The statement is provided exclusively for the Site, therefore the Data Controller assumes no responsibility for third-party websites that may be consulted through hyperlinks found on the Site itself. In addition, the statement refers to the data acquired from the pages, managed by the Data Controller, of social network platforms such as, but not limited to, Facebook and Instagram.
The processing of the User’s personal data will be carried out by suitable paper, electronic and/or telematic devices, with strictly correlated logics for the above purposes and, in any case, in a way that guarantees the security and privacy of such data.
By using the Site, Users are encouraged to read this policy before providing personal information of any kind.
Personal Data categories
A) NAVIGATION DATA
The computer systems and software procedures used to operate this Web Site collect, during their normal operation, some personal data whose transmission is implicit in the use of Internet communication protocols.

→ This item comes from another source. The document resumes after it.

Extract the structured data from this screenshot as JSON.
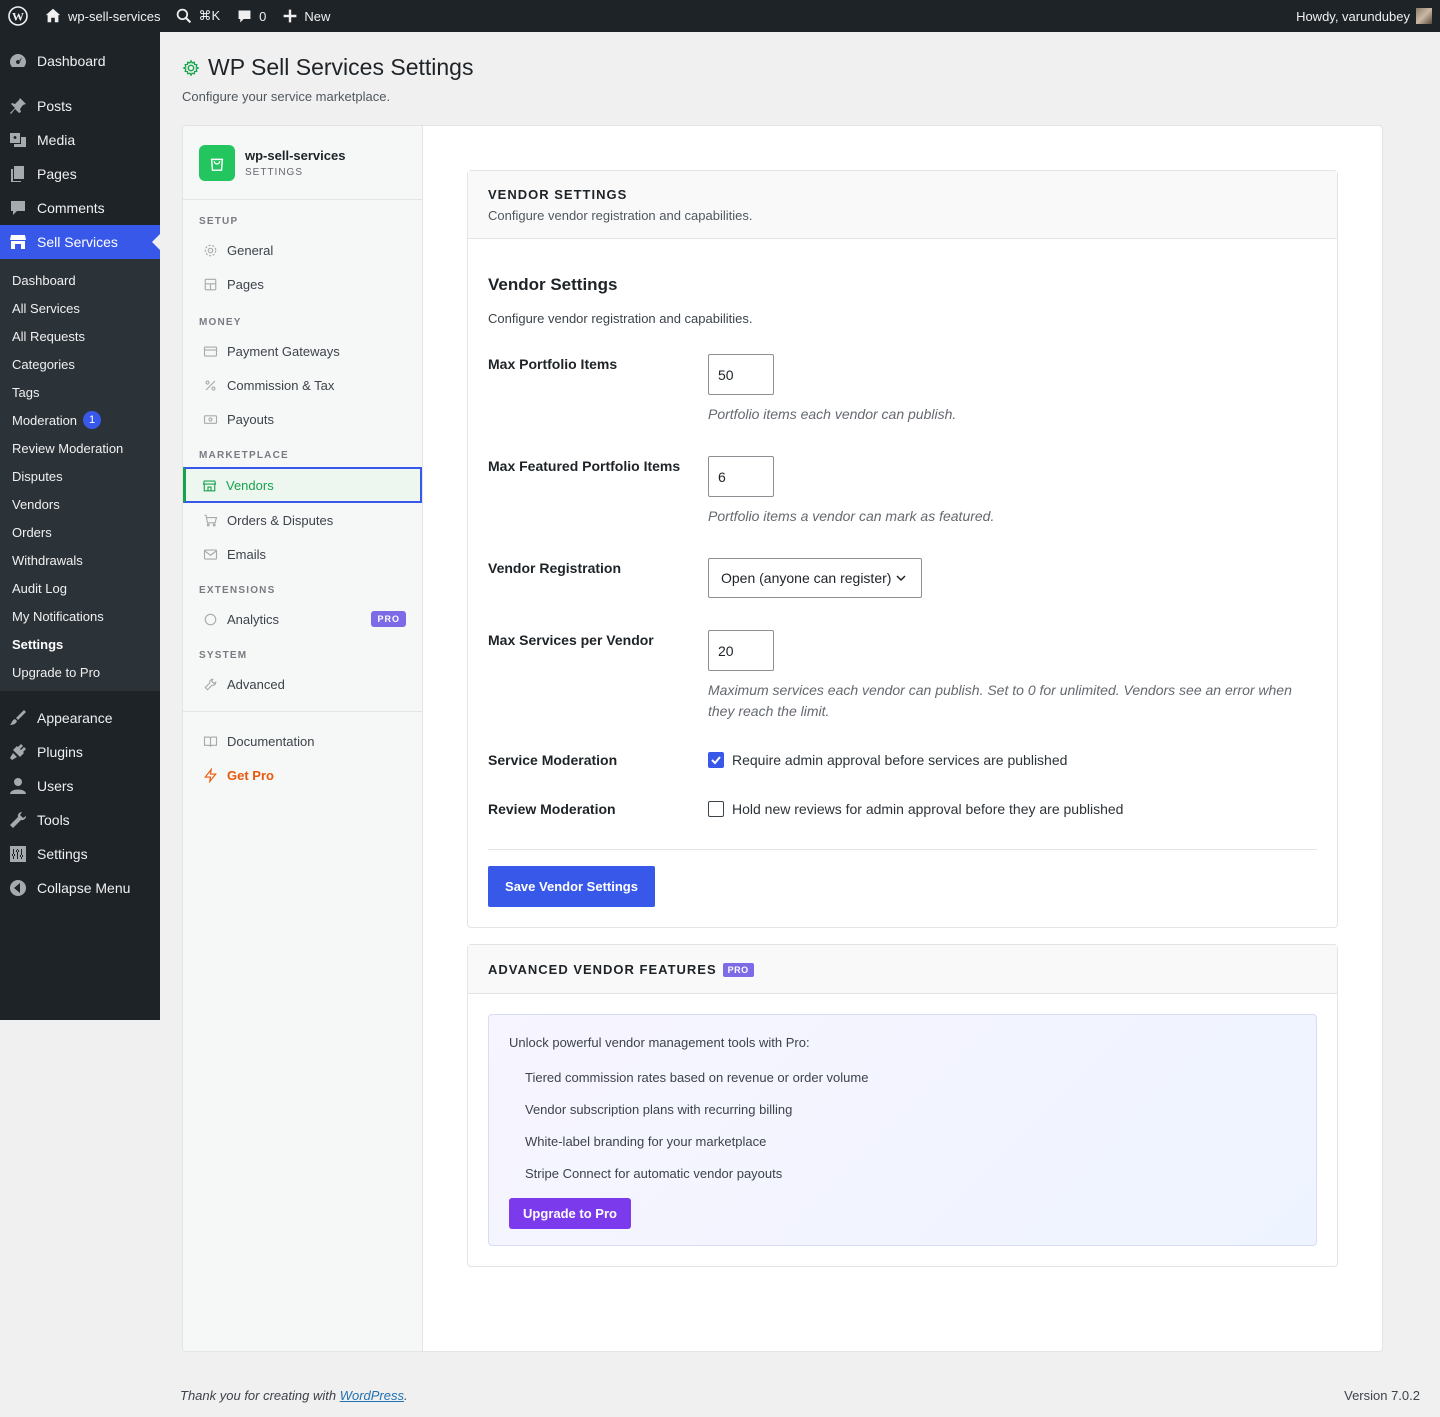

This information is not gathered in order to be associated with identified interested parties, although because of their nature they could allow users to be identified through data processing and associations held by third parties.
This category of data includes the IP addresses or domain names of the computers used by users who connect to the Site, the URI (Uniform Resource Identifier) notation addresses of required resources, the time of the request, the method used in submitting the request to the server, the size of the file obtained in response, the numerical code indicating the status of the response given by the server (successful, error, etc.) and other parameters relating to the User’s operating system and computer environment.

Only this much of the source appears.